Index: lib/Target/X86/X86TargetMachine.cpp
===================================================================
--- lib/Target/X86/X86TargetMachine.cpp
+++ lib/Target/X86/X86TargetMachine.cpp
@@ -24,6 +24,10 @@
 #include "llvm/Target/TargetOptions.h"
 using namespace llvm;
 
+static cl::opt<bool> EnableMachineCombinerPass("x86-machine-combiner",
+                               cl::desc("Enable the machine combiner pass"),
+                               cl::init(true), cl::Hidden);
+
 extern "C" void LLVMInitializeX86Target() {
   // Register the target.
   RegisterTargetMachine<X86TargetMachine> X(TheX86_32Target);
@@ -224,6 +228,8 @@
 
 bool X86PassConfig::addILPOpts() {
   addPass(&EarlyIfConverterID);
+  if (EnableMachineCombinerPass)
+    addPass(&MachineCombinerID);
   return true;
 }
 
Index: test/CodeGen/X86/fp-fast.ll
===================================================================
--- test/CodeGen/X86/fp-fast.ll
+++ test/CodeGen/X86/fp-fast.ll
@@ -114,3 +114,68 @@
   ret float %t2
 }
 
+; Verify that the first two adds are independent regardless of how the inputs are 
+; commuted.
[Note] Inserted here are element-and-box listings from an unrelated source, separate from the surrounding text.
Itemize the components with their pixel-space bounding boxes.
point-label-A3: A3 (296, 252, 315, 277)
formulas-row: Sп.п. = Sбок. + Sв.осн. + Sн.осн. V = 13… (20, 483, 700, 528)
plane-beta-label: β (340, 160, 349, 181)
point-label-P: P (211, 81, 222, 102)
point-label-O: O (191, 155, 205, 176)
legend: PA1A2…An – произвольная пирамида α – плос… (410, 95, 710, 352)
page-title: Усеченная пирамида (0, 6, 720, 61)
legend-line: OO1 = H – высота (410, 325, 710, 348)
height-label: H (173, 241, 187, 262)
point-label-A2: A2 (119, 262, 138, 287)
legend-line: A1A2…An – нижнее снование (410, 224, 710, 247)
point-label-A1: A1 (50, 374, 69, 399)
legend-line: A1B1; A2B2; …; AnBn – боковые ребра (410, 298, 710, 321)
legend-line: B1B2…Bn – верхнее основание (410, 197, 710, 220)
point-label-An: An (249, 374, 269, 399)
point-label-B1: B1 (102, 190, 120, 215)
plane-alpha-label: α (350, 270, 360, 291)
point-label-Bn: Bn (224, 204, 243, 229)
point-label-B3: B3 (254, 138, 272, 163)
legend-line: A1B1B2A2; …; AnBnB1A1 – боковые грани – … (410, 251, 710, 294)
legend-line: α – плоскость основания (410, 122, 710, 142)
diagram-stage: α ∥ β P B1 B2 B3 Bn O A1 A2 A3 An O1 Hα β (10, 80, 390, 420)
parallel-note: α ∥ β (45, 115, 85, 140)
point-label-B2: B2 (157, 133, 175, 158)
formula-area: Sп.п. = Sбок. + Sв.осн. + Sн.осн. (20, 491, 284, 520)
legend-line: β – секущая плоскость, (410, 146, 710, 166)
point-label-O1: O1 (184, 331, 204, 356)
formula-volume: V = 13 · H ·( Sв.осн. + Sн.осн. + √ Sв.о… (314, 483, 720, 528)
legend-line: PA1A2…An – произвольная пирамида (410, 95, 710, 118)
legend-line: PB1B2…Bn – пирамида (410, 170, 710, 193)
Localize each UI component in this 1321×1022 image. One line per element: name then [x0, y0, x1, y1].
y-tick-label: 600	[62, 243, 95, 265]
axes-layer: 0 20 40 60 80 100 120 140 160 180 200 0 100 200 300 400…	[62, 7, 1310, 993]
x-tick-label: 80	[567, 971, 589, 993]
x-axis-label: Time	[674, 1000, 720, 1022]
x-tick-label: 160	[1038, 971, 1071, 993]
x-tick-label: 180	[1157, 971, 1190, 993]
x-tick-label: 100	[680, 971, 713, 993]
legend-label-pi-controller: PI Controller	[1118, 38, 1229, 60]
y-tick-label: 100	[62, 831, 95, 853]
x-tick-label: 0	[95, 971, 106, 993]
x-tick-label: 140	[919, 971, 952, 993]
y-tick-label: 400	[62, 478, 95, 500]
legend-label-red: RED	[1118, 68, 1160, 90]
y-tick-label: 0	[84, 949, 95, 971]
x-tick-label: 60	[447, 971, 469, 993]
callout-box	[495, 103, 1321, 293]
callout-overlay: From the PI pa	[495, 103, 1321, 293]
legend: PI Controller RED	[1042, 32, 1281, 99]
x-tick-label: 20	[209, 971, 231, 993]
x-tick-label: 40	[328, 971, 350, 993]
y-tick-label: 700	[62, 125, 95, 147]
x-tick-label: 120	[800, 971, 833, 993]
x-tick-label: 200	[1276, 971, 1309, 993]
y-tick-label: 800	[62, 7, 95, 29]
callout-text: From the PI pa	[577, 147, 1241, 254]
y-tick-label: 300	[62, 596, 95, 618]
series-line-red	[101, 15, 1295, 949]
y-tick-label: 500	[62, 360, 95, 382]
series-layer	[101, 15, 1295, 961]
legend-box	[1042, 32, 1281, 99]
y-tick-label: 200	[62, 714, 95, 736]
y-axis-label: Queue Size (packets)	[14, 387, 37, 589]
The destination registers are used as source registers for the third add.
+
+define float @reassociate_adds1(float %x0, float %x1, float %x2, float %x3) {
+; CHECK-LABEL: reassociate_adds1:
+; CHECK:       # BB#0:
+; CHECK-NEXT:    vaddss %xmm1, %xmm0, %xmm0
+; CHECK-NEXT:    vaddss %xmm3, %xmm2, %xmm1
+; CHECK-NEXT:    vaddss %xmm1, %xmm0, %xmm0
+; CHECK-NEXT:    retq
+  %t0 = fadd float %x0, %x1
+  %t1 = fadd float %t0, %x2
+  %t2 = fadd float %t1, %x3
+  ret float %t2
+}
+
+define float @reassociate_adds2(float %x0, float %x1, float %x2, float %x3) {
+; CHECK-LABEL: reassociate_adds2:
+; CHECK:       # BB#0:
+; CHECK-NEXT:    vaddss %xmm1, %xmm0, %xmm0
+; CHECK-NEXT:    vaddss %xmm3, %xmm2, %xmm1
+; CHECK-NEXT:    vaddss %xmm1, %xmm0, %xmm0
+; CHECK-NEXT:    retq
+  %t0 = fadd float %x0, %x1
+  %t1 = fadd float %x2, %t0
+  %t2 = fadd float %t1, %x3
+  ret float %t2
+}
+
+define float @reassociate_adds3(float %x0, float %x1, float %x2, float %x3) {
+; CHECK-LABEL: reassociate_adds3:
+; CHECK:       # BB#0:
+; CHECK-NEXT:    vaddss %xmm1, %xmm0, %xmm0
+; CHECK-NEXT:    vaddss %xmm3, %xmm2, %xmm1
+; CHECK-NEXT:    vaddss %xmm1, %xmm0, %xmm0
+; CHECK-NEXT:    retq
+  %t0 = fadd float %x0, %x1
+  %t1 = fadd float %t0, %x2
+  %t2 = fadd float %x3, %t1
+  ret float %t2
+}
+
+; Verify that we reassociate some of these ops. The optimal balanced tree of adds is not
+; produced because that would cost more compile time.
+
+define float @reassociate_adds4(float %x0, float %x1, float %x2, float %x3, float %x4, float %x5, float %x6, float %x7) {
+; CHECK-LABEL: reassociate_adds4:
+; CHECK:       # BB#0:
+; CHECK-NEXT:    vaddss %xmm1, %xmm0, %xmm0
+; CHECK-NEXT:    vaddss %xmm3, %xmm2, %xmm1
+; CHECK-NEXT:    vaddss %xmm1, %xmm0, %xmm0
+; CHECK-NEXT:    vaddss %xmm5, %xmm4, %xmm1
+; CHECK-NEXT:    vaddss %xmm1, %xmm0, %xmm0
+; CHECK-NEXT:    vaddss %xmm7, %xmm6, %xmm1
+; CHECK-NEXT:    vaddss %xmm1, %xmm0, %xmm0
+; CHECK-NEXT:    retq
+  %t0 = fadd float %x0, %x1
+  %t1 = fadd float %t0, %x2
+  %t2 = fadd float %t1, %x3
+  %t3 = fadd float %t2, %x4
+  %t4 = fadd float %t3, %x5
+  %t5 = fadd float %t4, %x6
+  %t6 = fadd float %t5, %x7
+  ret float %t6
+}